Saturday, July 23, 2011

So much more than just a doctrine

Last Saturday, I went down to Fredericksburg with my Dad for some father-son bonding amid one of our favorite pastimes: visiting Presidential museums and libraries.  We have three Americana pastimes: visiting baseball stadiums, state capitals and presidential libraries.  I had noticed a sign for the Monroe Memorial when on my way down to Richmond a few weeks prior.

We headed south, top down, into the bright, beautiful saturday morning.  The plans came very close to being filed in the papillion category, which is Rockower lore writ shorthand for failure.  As we were heading south on 95, we hit a wave of traffic.  We decided to pull of to Rt 1 (good ol' Jefferson Davis Hwy), but that proved just as slow and sloggy.  A trip that was an hour and change turned into a two-hour affair.  I passed the time extolling the virtues of James "The Pearl" Monroe.

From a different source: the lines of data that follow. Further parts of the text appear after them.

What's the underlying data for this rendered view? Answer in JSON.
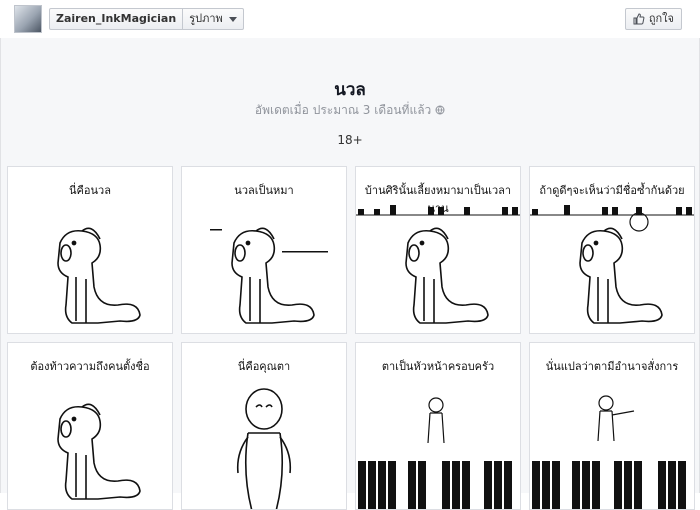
{
  "header": {
    "user_name": "Zairen_InkMagician",
    "section_label": "รูปภาพ",
    "like_label": "ถูกใจ"
  },
  "album": {
    "title": "นวล",
    "updated": "อัพเดตเมื่อ ประมาณ 3 เดือนที่แล้ว",
    "age_rating": "18+"
  },
  "panels": [
    {
      "caption": "นี่คือนวล"
    },
    {
      "caption": "นวลเป็นหมา"
    },
    {
      "caption": "บ้านศิรินั้นเลี้ยงหมามาเป็นเวลานาน"
    },
    {
      "caption": "ถ้าดูดีๆจะเห็นว่ามีชื่อซ้ำกันด้วย"
    },
    {
      "caption": "ต้องท้าวความถึงคนตั้งชื่อ"
    },
    {
      "caption": "นี่คือคุณตา"
    },
    {
      "caption": "ตาเป็นหัวหน้าครอบครัว"
    },
    {
      "caption": "นั่นแปลว่าตามีอำนาจสั่งการ"
    }
  ],
  "icons": {
    "avatar": "user-avatar",
    "dropdown": "chevron-down-icon",
    "like": "thumbs-up-icon",
    "globe": "globe-icon"
  }
}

James Monroe rang bells on his night ride to declare to the British that they couldn't take our guns.  James Monroe appointed Chuck Norris as his Secretary of War in the War of 1812 and had him burn York- the capital of British Canada; the presence of these two titans in the same room caused the White House to combust. James Monroe dropped the atomic bomb on Japan...with chopsticks. James Monroe ended the Cold War when his laser vision made Chernobyl explode.

After braving the traffic, we eventually made it to the James Monroe Memorial Museum and Library.  I proudly declared to the woman behind the register that we had come down to Fredericksburg to visit her museum; she looked shocked.

But it was actually quite interesting.  So much more than a Doctrine! I mean, the man was a revolutionary war soldier (that famous pic of Washington crossing the Delaware includes Mr. Doctrine himself) , ambassador, governor (Not part of the highlights, he suppressed Gabriel's Uprising), senator, Louisiana purchaser, secretary of state and war, president, Missouri compromiser and general presider over the Era of Good Feelings.  But wait, you say, get on to the Doctrine.

Ah yes, the eponymous doctrine.  The James "The Pearl" Monroe Doctrine basically told the rest of the world that America would brook no further colonization or nose-poking in the affairs of the hemisphere.  It has been bedrock to American policy in the region even till this day.  Teddy added his own corollary, then promptly finished last in the presidential race at Nats park.  With regard to the Cuban Missile Crisis, JFK cited said doctrine before he called in the X-Men to stop the advancing Soviet ships:
The Monroe Doctrine means what it has meant since President Monroe and John Quincy Adams enunciated it, and that is that we would oppose a foreign power extending its power to the Western Hemisphere [sic], and that is why we oppose what is happening in Cuba today. That is why we have cut off our trade. That is why we worked in the OAS and in other ways to isolate the Communist menace in Cuba. That is why we will continue to give a good deal of our effort and attention to it
Even the Apostle Reagan cited the Monroe Doctrine as his excuse to f-ck sh-t up in CentAm.   So, as you can see: so much more than just a doctrine, and well worth a long and unenviable stretch of sitting in traffic.

After departing the hallowed ground, my Dad and I made our way down mainstreet F-berg to the local drugstore cafe, where we dined at the soda jerk.  After sucking down Americana, we made our way over to an interesting museum called the Hugh Mercer Apothecary Shop.  The good Dr. Mercer was a physician and general, and the shop had a recreation of an old apothecary shop.  There was a fun discussion on medical practices of the day, including leeching and bleeding, and other butcher doctor business.  My dad loved it; I started turning green.  But there were a lot of folks in the shop, discussing their concern about the ongoing events with Britain and taxes on tea. It was a fun little place.

Thankfully, the ride back was far smoother, and the era of good feelings persisted.